House of Representatives Speaker Paul Ryan, Senate Finance Committee Chairman Orrin Hatch, Senate Republican leadership member John Thune and others expressed hostility to the deal announced on Tuesday by Republican Lamar Alexander and Democrat Patty Murray. It was uncertain if it would ever come to a vote in a Congress controlled by Trump’s fellow Republicans.
The agreement would shore up Obamacare by reviving billions of dollars of federal subsidies to insurers for two years to help lower-income Americans obtain medical coverage.
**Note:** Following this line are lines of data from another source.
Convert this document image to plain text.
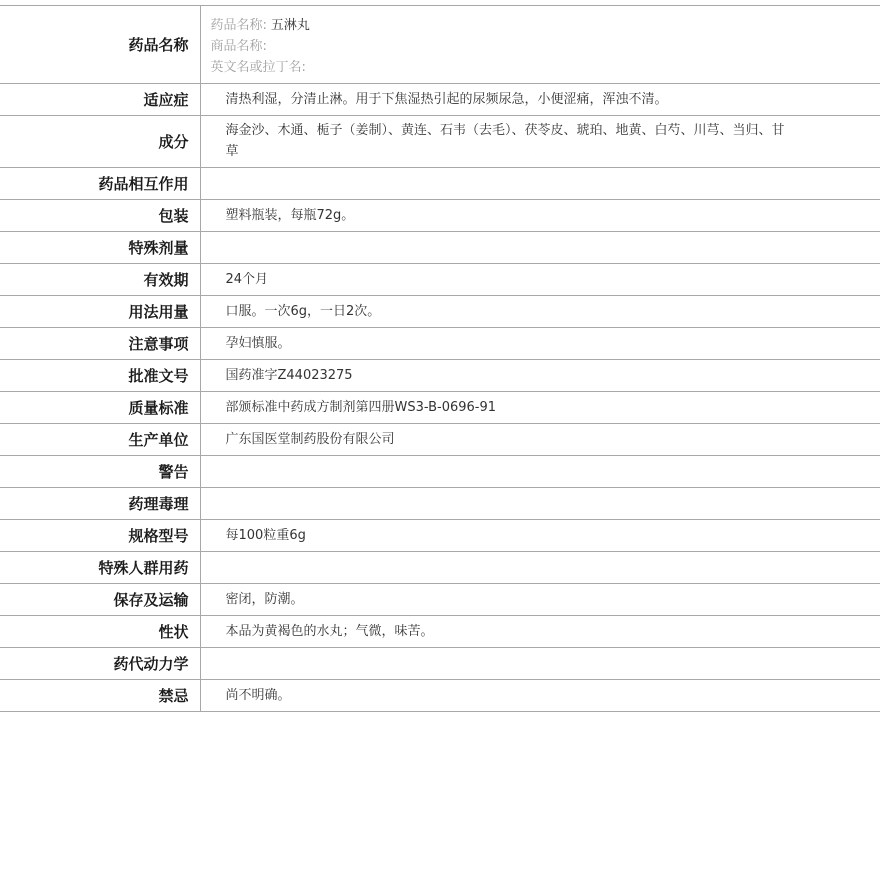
药品名称	药品名称: 五淋丸
商品名称:
英文名或拉丁名:

适应症	清热利湿，分清止淋。用于下焦湿热引起的尿频尿急，小便涩痛，浑浊不清。
成分	海金沙、木通、栀子（姜制）、黄连、石韦（去毛）、茯苓皮、琥珀、地黄、白芍、川芎、当归、甘草
药品相互作用	
包装	塑料瓶装，每瓶72g。
特殊剂量	
有效期	24个月
用法用量	口服。一次6g，一日2次。
注意事项	孕妇慎服。
批准文号	国药准字Z44023275
质量标准	部颁标准中药成方制剂第四册WS3-B-0696-91
生产单位	广东国医堂制药股份有限公司
警告	
药理毒理	
规格型号	每100粒重6g
特殊人群用药	
保存及运输	密闭，防潮。
性状	本品为黄褐色的水丸；气微，味苦。
药代动力学	
禁忌	尚不明确。
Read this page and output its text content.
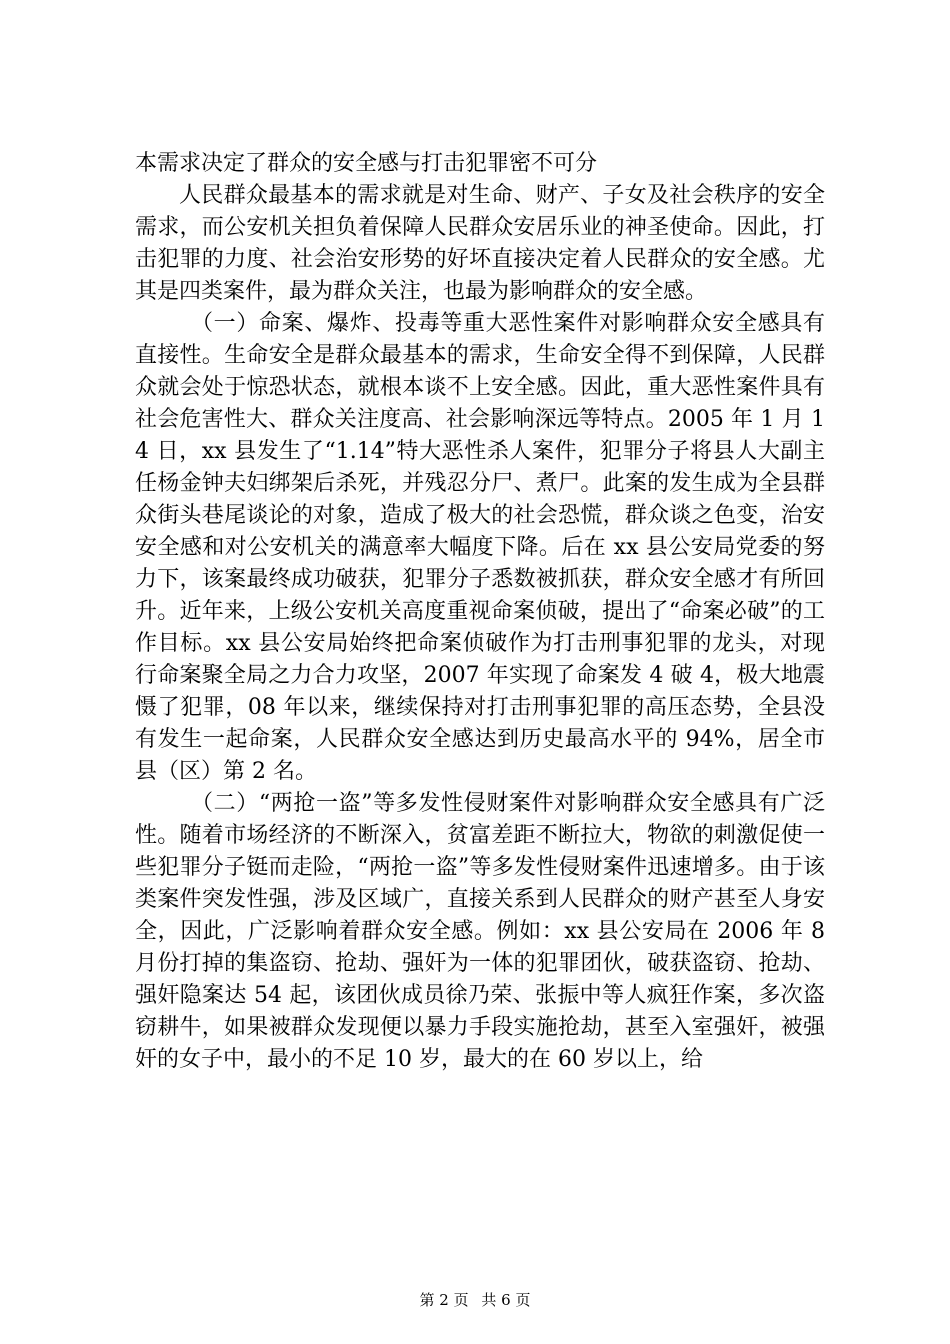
本需求决定了群众的安全感与打击犯罪密不可分

人民群众最基本的需求就是对生命、财产、子女及社会秩序的安全需求，而公安机关担负着保障人民群众安居乐业的神圣使命。因此，打击犯罪的力度、社会治安形势的好坏直接决定着人民群众的安全感。尤其是四类案件，最为群众关注，也最为影响群众的安全感。

（一）命案、爆炸、投毒等重大恶性案件对影响群众安全感具有直接性。生命安全是群众最基本的需求，生命安全得不到保障，人民群众就会处于惊恐状态，就根本谈不上安全感。因此，重大恶性案件具有社会危害性大、群众关注度高、社会影响深远等特点。2005 年 1 月 14 日，xx 县发生了“1.14”特大恶性杀人案件，犯罪分子将县人大副主任杨金钟夫妇绑架后杀死，并残忍分尸、煮尸。此案的发生成为全县群众街头巷尾谈论的对象，造成了极大的社会恐慌，群众谈之色变，治安安全感和对公安机关的满意率大幅度下降。后在 xx 县公安局党委的努力下，该案最终成功破获，犯罪分子悉数被抓获，群众安全感才有所回升。近年来，上级公安机关高度重视命案侦破，提出了“命案必破”的工作目标。xx 县公安局始终把命案侦破作为打击刑事犯罪的龙头，对现行命案聚全局之力合力攻坚，2007 年实现了命案发 4 破 4，极大地震慑了犯罪，08 年以来，继续保持对打击刑事犯罪的高压态势，全县没有发生一起命案，人民群众安全感达到历史最高水平的 94%，居全市县（区）第 2 名。

（二）“两抢一盗”等多发性侵财案件对影响群众安全感具有广泛性。随着市场经济的不断深入，贫富差距不断拉大，物欲的刺激促使一些犯罪分子铤而走险，“两抢一盗”等多发性侵财案件迅速增多。由于该类案件突发性强，涉及区域广，直接关系到人民群众的财产甚至人身安全，因此，广泛影响着群众安全感。例如：xx 县公安局在 2006 年 8 月份打掉的集盗窃、抢劫、强奸为一体的犯罪团伙，破获盗窃、抢劫、强奸隐案达 54 起，该团伙成员徐乃荣、张振中等人疯狂作案，多次盗窃耕牛，如果被群众发现便以暴力手段实施抢劫，甚至入室强奸，被强奸的女子中，最小的不足 10 岁，最大的在 60 岁以上，给

第 2 页 共 6 页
Alexander said on Wednesday that Trump had “completely engineered” the bipartisan proposal, but the president backed away from support he had expressed a day earlier.
On Tuesday, Trump said the White House was involved in the negotiations and that the agreement was “a very good solution” for a short-term approach, but said on Wednesday he could “never support bailing out” insurance companies.
Trump has cut off subsidies to the companies, saying Congress has not provided money for them and that they enrich insurers.
White House spokeswoman Sarah Sanders said Trump did not support the deal in its current form, although she called it “a good step in the right direction.”